How weBIM ensures reliable Delivery of Messages

In the previous chapter, WE shared the real-time problem of WEBIM messages (read “How WeBIM Uses Polling to Ensure Absolute real-time messages”).

Message reliability, that is, message not lost and not repeated, is also a difficulty in IM systems. At the beginning, QQ (then called OICQ) beat ICQ in terms of technology for the following two reasons: 1) QQ’s message delivery is reliable (messages are not lost, not repeated) 2) QQ’s spam is less (antispam does a good job, this is also a difficult point, but not the focus of this article) Today, this article will use very popular language, to talk about the problem of message reliability in weBIM system.

The CLIENT and server of IM send packets (network packets) to transfer messages. There are three types of packets

Request message (R for short)

Reply message (Acknowledge, later abbreviated as A)

The three types of notification packets (N for short) are described as follows:



R: Indicates the packet that the client proactively sends to the server

A: The server passively responds to the packets sent by the client. Each A corresponds to an R

N: Indicates the packet that the server proactively sends to the client

Ii. General message delivery process

User A sends A hello message to user B as follows:



1) Client-A sends A message request packet to the IM-server, MSG :R

2) After successful processing, the IM-server replies client-A with A message response package, namely MSG :A

3) If client-B is online, the IM-server sends a message notification packet to client-B, namely MSG :N (of course, if client-B is not online, the message will be stored offline).

3. The problems in the above message delivery process can be easily seen from the flow diagram. After the sender client-A receives MSG :A, it only means that the IM-server has successfully received the message, but it does not mean that client-B has received the message. MSG :N packet loss may occur in several scenarios, and the sender client-A is completely unaware of it. For example, 1) the server crashes and the MSG :N packet is not sent 2) network jitter and the MSG :N packet is discarded by the network device 3) Client-B crashes and the MSG :N packet is not received. MSG :N (MSG :N) :N (MSG :N) :N (MSG :N)

** Application layer confirmation + IM message reliably delivers six packets

** UPD is an unreliable transport layer protocol. TCP is a reliable transport layer protocol. How can TCP be reliable? The answer is: timeout, retransmission, confirm.
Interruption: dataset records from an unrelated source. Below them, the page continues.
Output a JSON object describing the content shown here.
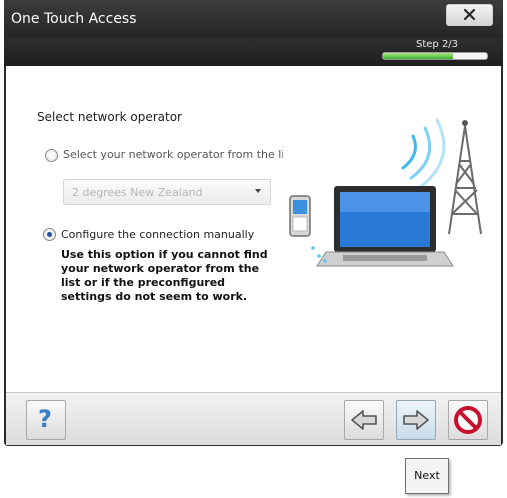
{
  "window": {
    "title": "One Touch Access"
  },
  "step": {
    "label": "Step 2/3",
    "progress": 0.67
  },
  "page": {
    "heading": "Select network operator",
    "option_list": {
      "label": "Select your network operator from the list.",
      "selected": false
    },
    "operator_select": {
      "value": "2 degrees New Zealand"
    },
    "option_manual": {
      "label": "Configure the connection manually",
      "selected": true
    },
    "manual_description": "Use this option if you cannot find your network operator from the list or if the preconfigured settings do not seem to work."
  },
  "toolbar": {
    "help_icon": "question-mark-icon",
    "back_icon": "arrow-left-icon",
    "next_icon": "arrow-right-icon",
    "cancel_icon": "no-entry-icon"
  },
  "tooltip": {
    "text": "Next"
  },
  "colors": {
    "titlebar": "#2b2b2b",
    "progress": "#3fae2c",
    "accent": "#3a7fc4",
    "cancel": "#c8102e"
  }
}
To achieve reliable message delivery at the application layer, the acknowledgement mechanism of the application layer must be added. That is, to ensure that the sender client-A receives the message, the receiver client-B must acknowledge A message. The acknowledgement process of the application layer is similar to the message sending process:



4) Client-B sends an ACK request to the IM-server, that is, ACK :R

5) After successful processing, the IM-server replies to client-B with an ACK response package, that is, ACK :A

6) The IM-server sends an ACK notification packet to client-A, that is, ACK :N

After receiving the ACK :N packet, client A can confirm that client B has received the ACK :N packet.

Will find that A message is sent, each containing (on) (the) two halves, namely MSG R/A/N three packets, ack of R/A/N three packets, A reliable delivery, and application layer im messages involved six message, this is what im message delivery in the system the most core technology (if an im system does not contain the six message, Don’t talk about the reliability of information.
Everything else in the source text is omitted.